「コンソメ」と「ブイヨン」の違い

「コンソメ」と「ブイヨン」の違い
フランス料理などの洋食には「コンソメ」や「ブイヨン」等が使われていますが、この2つの違いを知っていますか?この2つは仕込み方に大きな違いが存在します。

ブイヨンとは、肉と野菜を長時間煮出して作る汁のことで、そのまま飲むものではなく、スープや煮込み料理を作る際のベースとして使います。日本料理で言うところの「だし」にあたる物ですね。

ブイヨンにも様々なものがあり、牛肉および牛の骨からとったブイヨンは「ブイヨン・ド・ブフ」と呼び、鶏肉や鶏の骨からとったものを「ブイヨン・ド・ヴォライユ」、野菜からとったものを「ブイヨン・ド・レギューム」、魚からとったものを「フュメ・ド・ポワゾン」と呼びます。

これらのブイヨンを料理ごとに使い分けることで料理の味をより引き立てることが出来ます。例えば、鶏肉のブイヨンならオムライスやパエリア、リゾット等に適しています。牛肉ブイヨンならば、カレーやハヤシライス、ビーフシチューといった煮込み料理におすすめです。

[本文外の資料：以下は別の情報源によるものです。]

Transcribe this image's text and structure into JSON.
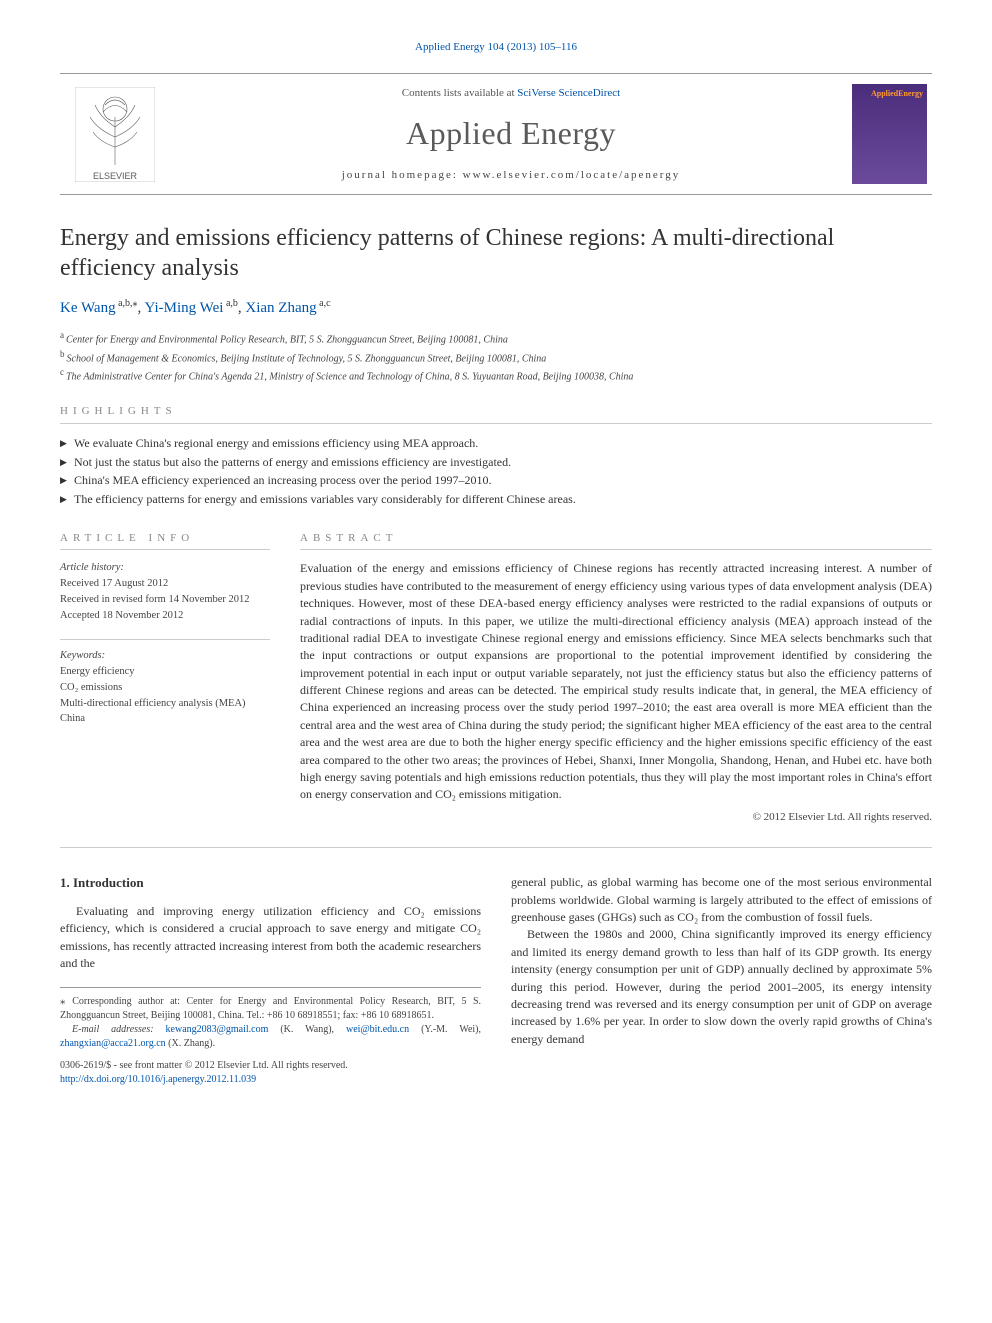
{
  "citation": {
    "journal_link": "Applied Energy 104 (2013) 105–116"
  },
  "masthead": {
    "contents_prefix": "Contents lists available at ",
    "contents_link": "SciVerse ScienceDirect",
    "journal": "Applied Energy",
    "homepage_label": "journal homepage: ",
    "homepage_url": "www.elsevier.com/locate/apenergy",
    "publisher_word": "ELSEVIER",
    "cover_title": "AppliedEnergy"
  },
  "title": "Energy and emissions efficiency patterns of Chinese regions: A multi-directional efficiency analysis",
  "authors": [
    {
      "name": "Ke Wang",
      "aff": "a,b,",
      "corr": "*"
    },
    {
      "name": "Yi-Ming Wei",
      "aff": "a,b",
      "corr": ""
    },
    {
      "name": "Xian Zhang",
      "aff": "a,c",
      "corr": ""
    }
  ],
  "affiliations": [
    {
      "key": "a",
      "text": "Center for Energy and Environmental Policy Research, BIT, 5 S. Zhongguancun Street, Beijing 100081, China"
    },
    {
      "key": "b",
      "text": "School of Management & Economics, Beijing Institute of Technology, 5 S. Zhongguancun Street, Beijing 100081, China"
    },
    {
      "key": "c",
      "text": "The Administrative Center for China's Agenda 21, Ministry of Science and Technology of China, 8 S. Yuyuantan Road, Beijing 100038, China"
    }
  ],
  "highlights": {
    "label": "HIGHLIGHTS",
    "items": [
      "We evaluate China's regional energy and emissions efficiency using MEA approach.",
      "Not just the status but also the patterns of energy and emissions efficiency are investigated.",
      "China's MEA efficiency experienced an increasing process over the period 1997–2010.",
      "The efficiency patterns for energy and emissions variables vary considerably for different Chinese areas."
    ]
  },
  "article_info": {
    "label": "ARTICLE INFO",
    "history_hdr": "Article history:",
    "received": "Received 17 August 2012",
    "revised": "Received in revised form 14 November 2012",
    "accepted": "Accepted 18 November 2012",
    "keywords_hdr": "Keywords:",
    "keywords": [
      "Energy efficiency",
      "CO₂ emissions",
      "Multi-directional efficiency analysis (MEA)",
      "China"
    ]
  },
  "abstract": {
    "label": "ABSTRACT",
    "text": "Evaluation of the energy and emissions efficiency of Chinese regions has recently attracted increasing interest. A number of previous studies have contributed to the measurement of energy efficiency using various types of data envelopment analysis (DEA) techniques. However, most of these DEA-based energy efficiency analyses were restricted to the radial expansions of outputs or radial contractions of inputs. In this paper, we utilize the multi-directional efficiency analysis (MEA) approach instead of the traditional radial DEA to investigate Chinese regional energy and emissions efficiency. Since MEA selects benchmarks such that the input contractions or output expansions are proportional to the potential improvement identified by considering the improvement potential in each input or output variable separately, not just the efficiency status but also the efficiency patterns of different Chinese regions and areas can be detected. The empirical study results indicate that, in general, the MEA efficiency of China experienced an increasing process over the study period 1997–2010; the east area overall is more MEA efficient than the central area and the west area of China during the study period; the significant higher MEA efficiency of the east area to the central area and the west area are due to both the higher energy specific efficiency and the higher emissions specific efficiency of the east area compared to the other two areas; the provinces of Hebei, Shanxi, Inner Mongolia, Shandong, Henan, and Hubei etc. have both high energy saving potentials and high emissions reduction potentials, thus they will play the most important roles in China's effort on energy conservation and CO₂ emissions mitigation.",
    "copyright": "© 2012 Elsevier Ltd. All rights reserved."
  },
  "body": {
    "heading_num": "1.",
    "heading": "Introduction",
    "p1": "Evaluating and improving energy utilization efficiency and CO₂ emissions efficiency, which is considered a crucial approach to save energy and mitigate CO₂ emissions, has recently attracted increasing interest from both the academic researchers and the",
    "p2": "general public, as global warming has become one of the most serious environmental problems worldwide. Global warming is largely attributed to the effect of emissions of greenhouse gases (GHGs) such as CO₂ from the combustion of fossil fuels.",
    "p3": "Between the 1980s and 2000, China significantly improved its energy efficiency and limited its energy demand growth to less than half of its GDP growth. Its energy intensity (energy consumption per unit of GDP) annually declined by approximate 5% during this period. However, during the period 2001–2005, its energy intensity decreasing trend was reversed and its energy consumption per unit of GDP on average increased by 1.6% per year. In order to slow down the overly rapid growths of China's energy demand"
  },
  "footnotes": {
    "corr": "Corresponding author at: Center for Energy and Environmental Policy Research, BIT, 5 S. Zhongguancun Street, Beijing 100081, China. Tel.: +86 10 68918551; fax: +86 10 68918651.",
    "emails_label": "E-mail addresses:",
    "emails": [
      {
        "addr": "kewang2083@gmail.com",
        "who": "(K. Wang)"
      },
      {
        "addr": "wei@bit.edu.cn",
        "who": "(Y.-M. Wei)"
      },
      {
        "addr": "zhangxian@acca21.org.cn",
        "who": "(X. Zhang)"
      }
    ]
  },
  "doi": {
    "issn_line": "0306-2619/$ - see front matter © 2012 Elsevier Ltd. All rights reserved.",
    "url": "http://dx.doi.org/10.1016/j.apenergy.2012.11.039"
  },
  "colors": {
    "link": "#0055aa",
    "rule": "#cccccc",
    "text": "#333333",
    "muted": "#888888"
  }
}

一方、コンソメはフランス語で「完成された」という意味で、ブイヨンに肉、野菜、調味料などを加え、灰汁をとりつつ数時間煮出してそのままスープとして飲むように作ったものの事を指します。

日本ではブイヨンと混同されることも多く、「西洋料理に用いるだし」全般がコンソメと呼ばれることも少なくありません。理由としては、固形ブイヨンを「コンソメ」の名で発売したことで、誤解してしまう人が多かった事が挙げられます。

現在では、スーパーなどで固形または粉末状にしたブイヨンが販売されており、時間をかけずに手軽に洋食を作ることが可能となっています。また、使い方次第では洋食だけでなく、和食や中華料理にも使うことも可能です。

まとめると、「ブイヨン」は野菜や肉を煮込んで作る「だし」のようなもので、「コンソメ」はそのブイヨンを使って更に煮込んだスープということになります。洋食に欠かせないものなので、料理ごとに使い分けていきたいものですね。